716.Max Stack¶
Tags: Easy Stack Design
Links: https://www.lintcode.com/problem/max-stack/description(LeetCode上锁,用LintCode代替)
Design a max stack that supports push, pop, top, peekMax and popMax.
- push(x) -- Push element x onto stack.
- pop() -- Remove the element on top of the stack and return it.
- top() -- Get the element on the top.
- peekMax() -- Retrieve the maximum element in the stack.
- popMax() -- Retrieve the maximum element in the stack, and remove it. If you find more than one maximum elements, only remove the top-most one.
Example 1:
MaxStack stack = new MaxStack();
stack.push(5);
stack.push(1);
stack.push(5);
stack.top(); -> 5
stack.popMax(); -> 5
stack.top(); -> 1
stack.peekMax(); -> 5
stack.pop(); -> 1
stack.top(); -> 5
Note:
- -1e7 <= x <= 1e7
- Number of operations won't exceed 10000.
- The last four operations won't be called when stack is empty.

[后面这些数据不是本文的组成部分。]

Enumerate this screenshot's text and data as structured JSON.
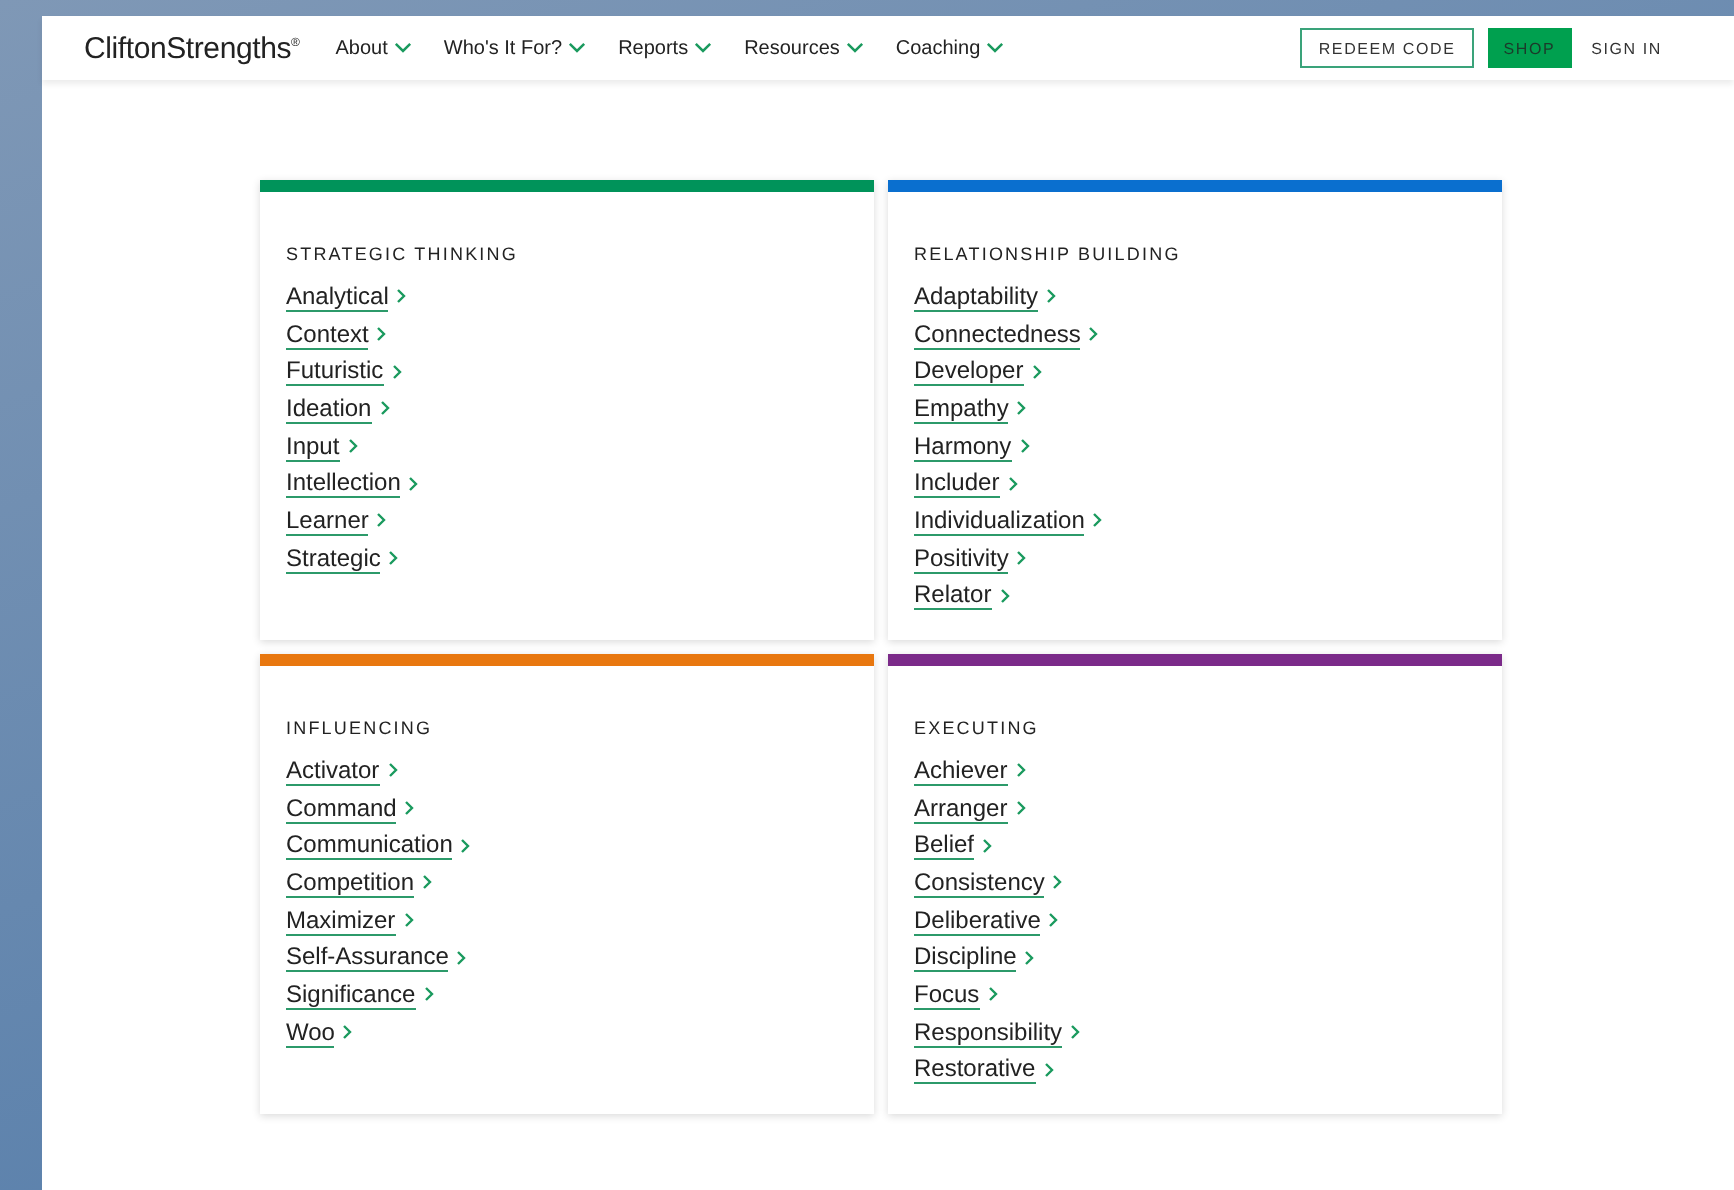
{
  "header": {
    "logo": "CliftonStrengths",
    "logo_mark": "®",
    "nav": [
      "About",
      "Who's It For?",
      "Reports",
      "Resources",
      "Coaching"
    ],
    "redeem_button": "REDEEM CODE",
    "shop_button": "SHOP",
    "sign_in": "SIGN IN"
  },
  "domains": [
    {
      "title": "STRATEGIC THINKING",
      "color": "#00935a",
      "themes": [
        "Analytical",
        "Context",
        "Futuristic",
        "Ideation",
        "Input",
        "Intellection",
        "Learner",
        "Strategic"
      ]
    },
    {
      "title": "RELATIONSHIP BUILDING",
      "color": "#0a6fcf",
      "themes": [
        "Adaptability",
        "Connectedness",
        "Developer",
        "Empathy",
        "Harmony",
        "Includer",
        "Individualization",
        "Positivity",
        "Relator"
      ]
    },
    {
      "title": "INFLUENCING",
      "color": "#e8770f",
      "themes": [
        "Activator",
        "Command",
        "Communication",
        "Competition",
        "Maximizer",
        "Self-Assurance",
        "Significance",
        "Woo"
      ]
    },
    {
      "title": "EXECUTING",
      "color": "#7b2a89",
      "themes": [
        "Achiever",
        "Arranger",
        "Belief",
        "Consistency",
        "Deliberative",
        "Discipline",
        "Focus",
        "Responsibility",
        "Restorative"
      ]
    }
  ]
}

这道题在LintCode竟然是Hard,其实只是在Min Stack的基础上增加了一个要求删除最大值的操作,比如依次推入5,3,3,最大值为5,需要删除5,那么其实可以用一个临时栈将3,3存储,然后删掉5后,再把临时存储的数据加入到原来的栈。另外,这里的pop还需要返回被删除的元素,不再是void了。
class MaxStack {
stack<int> s1, s2;
public:
/** initialize your data structure here. */
MaxStack() {}
void push(int x) {
if (s2.empty() || x >= s2.top()) s2.push(x);
s1.push(x);
}
int pop() {
if (s1.empty()) return -1;
int res = s1.top();
s1.pop();
if (res == s2.top()) s2.pop();
return res;
}
int top() {
if (s1.empty()) return -1;
return s1.top();
}
int peekMax() {
if (s2.empty()) return -1;
return s2.top();
}
int popMax() {
if (s2.empty()) return -1;
int res = s2.top();
s2.pop();
stack<int> tmp;
while (s1.top() != res) {
tmp.push(s1.top());
s1.pop();
}
s1.pop();
while (!tmp.empty()) {
push(tmp.top());
tmp.pop();
}
return res;
}
};
/**
* Your MaxStack object will be instantiated and called as such:
* MaxStack* obj = new MaxStack();
* obj->push(x);
* int param_2 = obj->pop();
* int param_3 = obj->top();
* int param_4 = obj->peekMax();
* int param_5 = obj->popMax();
*/
数据更新后出错的测试用例:
["MaxStack","push","push","popMax","peekMax"]
[[],[5],[1],[],[]]
Output: [null,null,null,5,-1]
Judge: [null,null,null,5,1]
注意删除最大值需要重新来一次push。